#attachmentgenie/ssh
####Table of Contents
- Overview
- Module Description - What the module does and why it is useful
- Setup - The basics of getting started with attachmentgenie/ssh
- Usage - Configuration options and additional functionality
- Reference - An under-the-hood peek at what the module is doing and how
- Limitations - OS compatibility, etc.
- Development - Guide for contributing to the module
##Overview
Module for configuring ssh on your Centos, Debian, Redhat, Ubuntu node.
##Module Description
The module makes it possible to install a ssh server and/or client and to add authorized ssh keys to existing users.
##Setup
###What attachmentgenie/ssh affects
- ssh server
- ssh client
- add authorized ssh keys to existing users.
###Beginning with attachmentgenie/ssh
The ssh::client class installs the ssh client:
class { 'ssh::client': }
The ssh::server class installs and configures the sshd:
class { 'ssh::server': }
##Usage
You can specify the port the sshd should listen to by including the class with this special syntax:
class { 'ssh::server':
port => 20009,
}
You can also restrict access for only certain users:
class { 'ssh::server':
allowed_users => ['uggedal', 'manager'],
}
And you can permit root logins (not recommended):
class { 'ssh::server':
permit_root_login => 'yes',
}
To permit root logins could be a serious security issue. In most cases you should
use something like sudo instead.
You can use ssh::user to add an authorized ssh key to an existing user
for effortless authentication with ssh:
ssh::user { 'uggedal':
key => 'a8a7dgf7ad8j13g',
comment => 'uggedal.com',
}
##Reference
###Classes
####Public Classes
- ssh: Class is not used and will throw a notice.
- ssh::server: Class that installs and configures a ssh server.
- ssh::client: Class that installs and configures a ssh client.

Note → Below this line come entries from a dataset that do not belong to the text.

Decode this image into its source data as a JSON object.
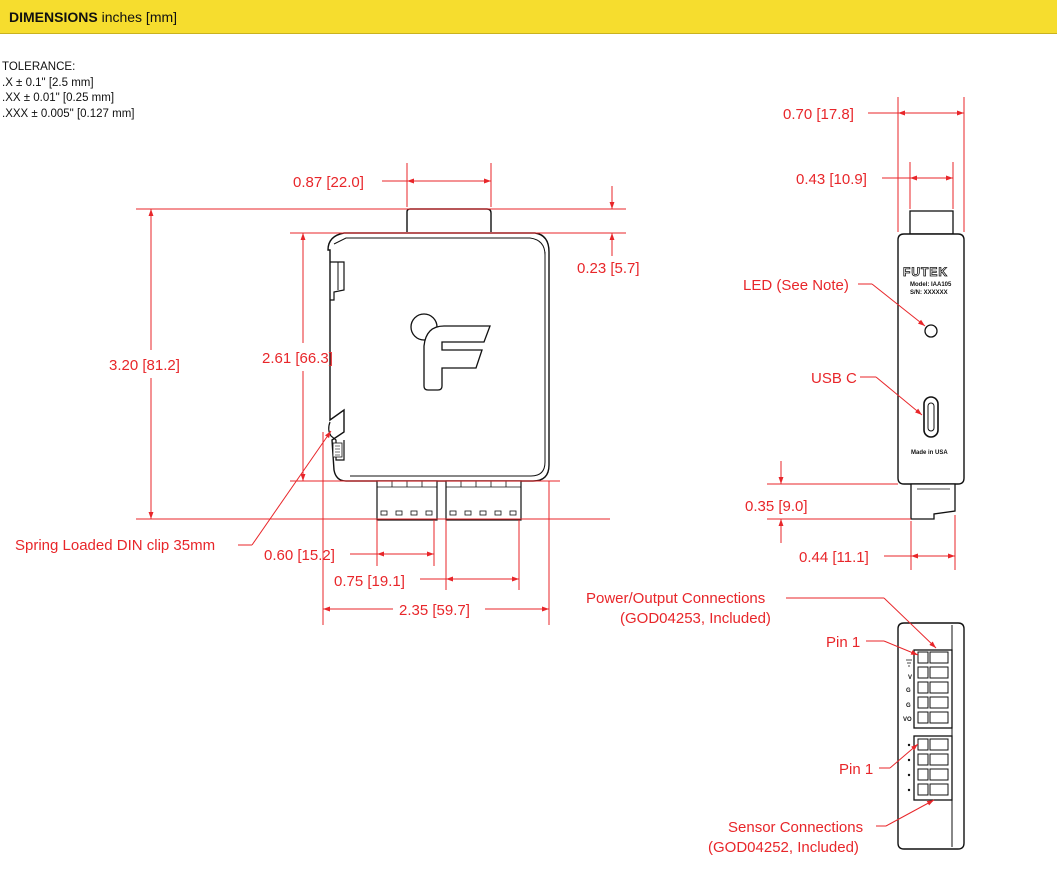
{
  "header": {
    "title": "DIMENSIONS",
    "units": "inches [mm]"
  },
  "tolerance": {
    "title": "TOLERANCE:",
    "lines": [
      ".X ± 0.1\" [2.5 mm]",
      ".XX ± 0.01\" [0.25 mm]",
      ".XXX ± 0.005\" [0.127 mm]"
    ]
  },
  "front_view": {
    "dims": {
      "top_tab_width": "0.87 [22.0]",
      "top_tab_height": "0.23 [5.7]",
      "overall_height": "3.20 [81.2]",
      "body_height": "2.61 [66.3]",
      "terminal_pitch": "0.60 [15.2]",
      "terminal_span": "0.75 [19.1]",
      "overall_width": "2.35 [59.7]"
    },
    "callouts": {
      "din_clip": "Spring Loaded DIN clip 35mm"
    },
    "logo_letter": "F"
  },
  "side_view": {
    "dims": {
      "overall_depth": "0.70 [17.8]",
      "tab_depth": "0.43 [10.9]",
      "connector_height": "0.35 [9.0]",
      "connector_depth": "0.44 [11.1]"
    },
    "callouts": {
      "led": "LED (See Note)",
      "usb": "USB C"
    },
    "brand": "FUTEK",
    "model": "Model: IAA105",
    "serial": "S/N: XXXXXX",
    "made_in": "Made in USA"
  },
  "bottom_view": {
    "callouts": {
      "power_line1": "Power/Output Connections",
      "power_line2": "(GOD04253, Included)",
      "pin1_top": "Pin 1",
      "pin1_bottom": "Pin 1",
      "sensor_line1": "Sensor Connections",
      "sensor_line2": "(GOD04252, Included)"
    },
    "pin_marks": {
      "vo": "VO",
      "g1": "G",
      "g2": "G",
      "v": "V"
    }
  },
  "colors": {
    "header": "#f6dd2e",
    "dimension": "#e8262a",
    "outline": "#111111"
  }
}
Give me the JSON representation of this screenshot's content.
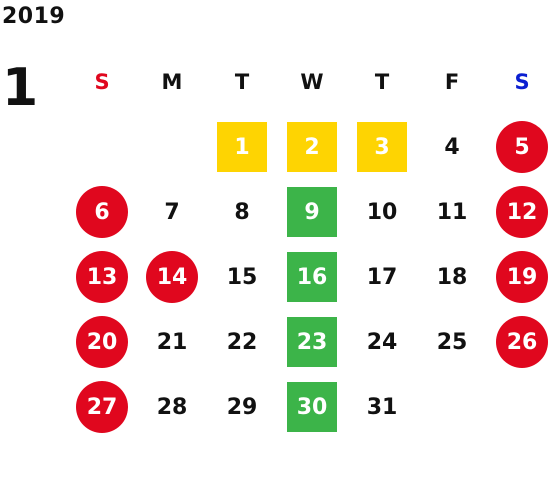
{
  "year": "2019",
  "month": "1",
  "weekdays": [
    {
      "label": "S",
      "color": "#e0071e"
    },
    {
      "label": "M",
      "color": "#111111"
    },
    {
      "label": "T",
      "color": "#111111"
    },
    {
      "label": "W",
      "color": "#111111"
    },
    {
      "label": "T",
      "color": "#111111"
    },
    {
      "label": "F",
      "color": "#111111"
    },
    {
      "label": "S",
      "color": "#0b1fd1"
    }
  ],
  "colors": {
    "holiday_red": "#e0071e",
    "new_year_yellow": "#fed402",
    "wednesday_green": "#3cb449"
  },
  "weeks": [
    [
      null,
      null,
      {
        "day": "1",
        "style": "yellow"
      },
      {
        "day": "2",
        "style": "yellow"
      },
      {
        "day": "3",
        "style": "yellow"
      },
      {
        "day": "4",
        "style": "plain"
      },
      {
        "day": "5",
        "style": "circle"
      }
    ],
    [
      {
        "day": "6",
        "style": "circle"
      },
      {
        "day": "7",
        "style": "plain"
      },
      {
        "day": "8",
        "style": "plain"
      },
      {
        "day": "9",
        "style": "green"
      },
      {
        "day": "10",
        "style": "plain"
      },
      {
        "day": "11",
        "style": "plain"
      },
      {
        "day": "12",
        "style": "circle"
      }
    ],
    [
      {
        "day": "13",
        "style": "circle"
      },
      {
        "day": "14",
        "style": "circle"
      },
      {
        "day": "15",
        "style": "plain"
      },
      {
        "day": "16",
        "style": "green"
      },
      {
        "day": "17",
        "style": "plain"
      },
      {
        "day": "18",
        "style": "plain"
      },
      {
        "day": "19",
        "style": "circle"
      }
    ],
    [
      {
        "day": "20",
        "style": "circle"
      },
      {
        "day": "21",
        "style": "plain"
      },
      {
        "day": "22",
        "style": "plain"
      },
      {
        "day": "23",
        "style": "green"
      },
      {
        "day": "24",
        "style": "plain"
      },
      {
        "day": "25",
        "style": "plain"
      },
      {
        "day": "26",
        "style": "circle"
      }
    ],
    [
      {
        "day": "27",
        "style": "circle"
      },
      {
        "day": "28",
        "style": "plain"
      },
      {
        "day": "29",
        "style": "plain"
      },
      {
        "day": "30",
        "style": "green"
      },
      {
        "day": "31",
        "style": "plain"
      },
      null,
      null
    ]
  ]
}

- ssh::user: Class to add ssh keys to existing users.
###Parameters
The following parameters are available in the ssh::server class:
####zone
Set what ssh to use on this node. Default value: 'UTC'
####port
Default value:22',
####allowed_users
Default value:[],
####allowed_groups
Default value:[],
####password_authentication_groups
Default value:[],
####password_authentication_users
Default value:[],
####x11_forwarding
Default value:no',
####use_dns
Default value:yes',
####password_authentication
Default value:no',
####pubkey_authentication
Default value:yes',
####subsystem_sftp
Default value:/usr/lib/openssh/sftp-server',
####use_pam
Default value:yes',
####permit_root_login
Default value:no',
####permit_tty
Default value:yes',
####permit_tty_users
Will only work for openssh > 6.6
Default value:{}',
####print_motd
Default value: $ssh::params::print_motd,
####host_keys
Default value:$ssh::params::host_keys,
####manage_service
Default value:true,
####ServerKeyBits
Default value:1024,
####banner
Default value:/etc/issue.net',
####ciphers
Default value:[],
####macs
Default value:[],
####client_alive_interval
Default value:undef,
####client_alive_count_max
Default value:undef,
####match
Default value: {}
# Example
ssh::server::match:
user:
john:
AllowTcpForwarding: 'yes'
group:
sftp:
ChrootDirectory: '%h'
ForceCommand: 'internal-sftp'
AllowTcpForwarding: 'no'
####template
Default value:ssh/sshd_config.erb',
####accept_env
Default value:LANG LC_*'
The following parameters are available in the ssh::server class:
####key
ssh key to add to user.
####ensure
Default value: present
####comment
Comment to add to the ssh key. Default value: ''
##Limitations
Currently there are no know limitations
##Development
Please see CONTRIBUTING for details.